O governo georgiano se tem aproveitado do choque entre as potências capitalistas e a Rússia para, aproveitando-se de sua situação geográfica estratégica na Rota da Seda chinesa e do comércio na Ásia, encenar uma certa independência, e acelerar o crescimento econômico. Porém, é intolerável para o imperialismo a existência de um governo semicolonial que pretenda ter uma mínima autonomia. Ou os países semicoloniais se subordinam e se transformam em plataformas da ofensiva imperialista contra os Estados Operários degenerados da Rússia e China, ou seus governos serão derrubados por golpes de estado pró-imperialistas. A vitória da “revolução laranja”, em 2003, na Geórgia, elevou um representante do imperialismo ao governo, que depois pretendeu unir a Geórgia à OTAN, e realizou uma ofensiva militar para anexar o território autônomo da Ossétia do Sul. Essa região defendeu seu direito à autodeterminação e de se unir à Rússia, o que serviu de justificativa para a invasão russa na Geórgia, e levou à derrota militar do seu exército, armado e apoiado pela OTAN. A Ossétia do Sul conquistou sua independência e se uniu à Rússia, dando um golpe nos planos imperialistas. Nas eleições de 2012, a oposição pró-russa saiu vitoriosa, agravando assim a ofensiva imperialista atual.
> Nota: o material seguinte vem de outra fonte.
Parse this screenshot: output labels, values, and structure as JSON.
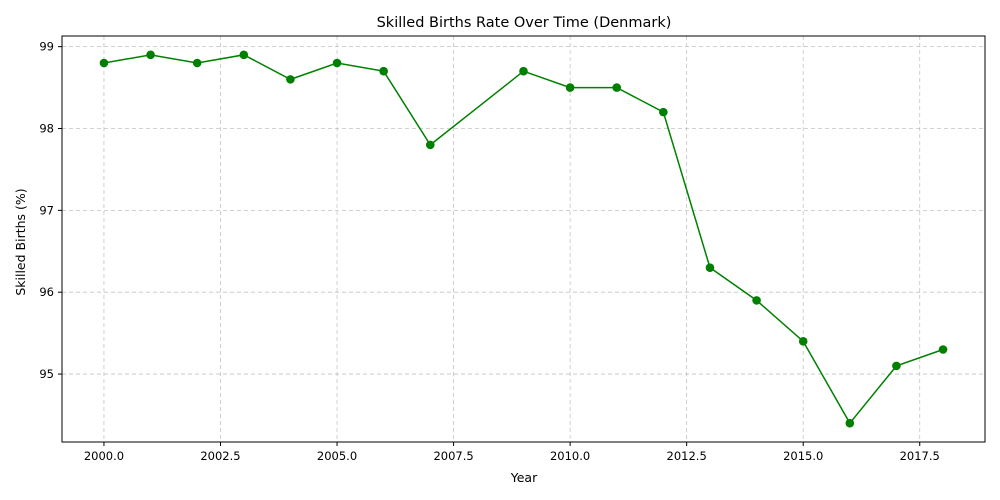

O futuro da Geórgia é condicionado atualmente pelos choques entre as forças econômicas e políticas antagônicas que se digladiam pelo mundo inteiro. Segue vigente a tese elaborada por Lênin, que afirma que as revoluções proletárias abriram um choque de morte entre dois sistemas antagônicos, que deve levar à destruição do capitalismo ou à destruição das conquistas proletárias: a propriedade nacionalizada e os estados erguidos sobre essa base econômica revolucionária. A transformação da Geórgia em base de manobras do imperialismo contra Rússia e China favoreceria claramente a contrarrevolução e restauração capitalista na Rússia. Sua derrota, entretanto, favorece a permanência das conquistas revolucionárias – apesar da política contrarrevolucionária das burocracias – e a ofensiva da classe operária mundial contra suas burguesias, ao enfraquecer mundialmente o imperialismo.
Os revolucionários denunciam as manifestações da oposição georgiana como golpistas, e a serviço do intervencionismo imperialista. E assim como na Ucrânia – mantendo as devidas proporções e diferenças – tam-
bém na Geórgia é preciso defender a derrota do imperialismo, sem apoiar em nada o governo georgiano ou russo. O programa da revolução social na Geórgia e Ucrânia, e da revolução política na Rússia, expressam as tarefas históricas colocadas ao proletariado ucraniano e georgiano, de um lado, e russo, de outro, que permitem a defesa de suas conquistas históricas e abrem caminho para a derrota e expulsão do imperialismo das nações oprimidas, e da burguesia imperialistas em toda parte.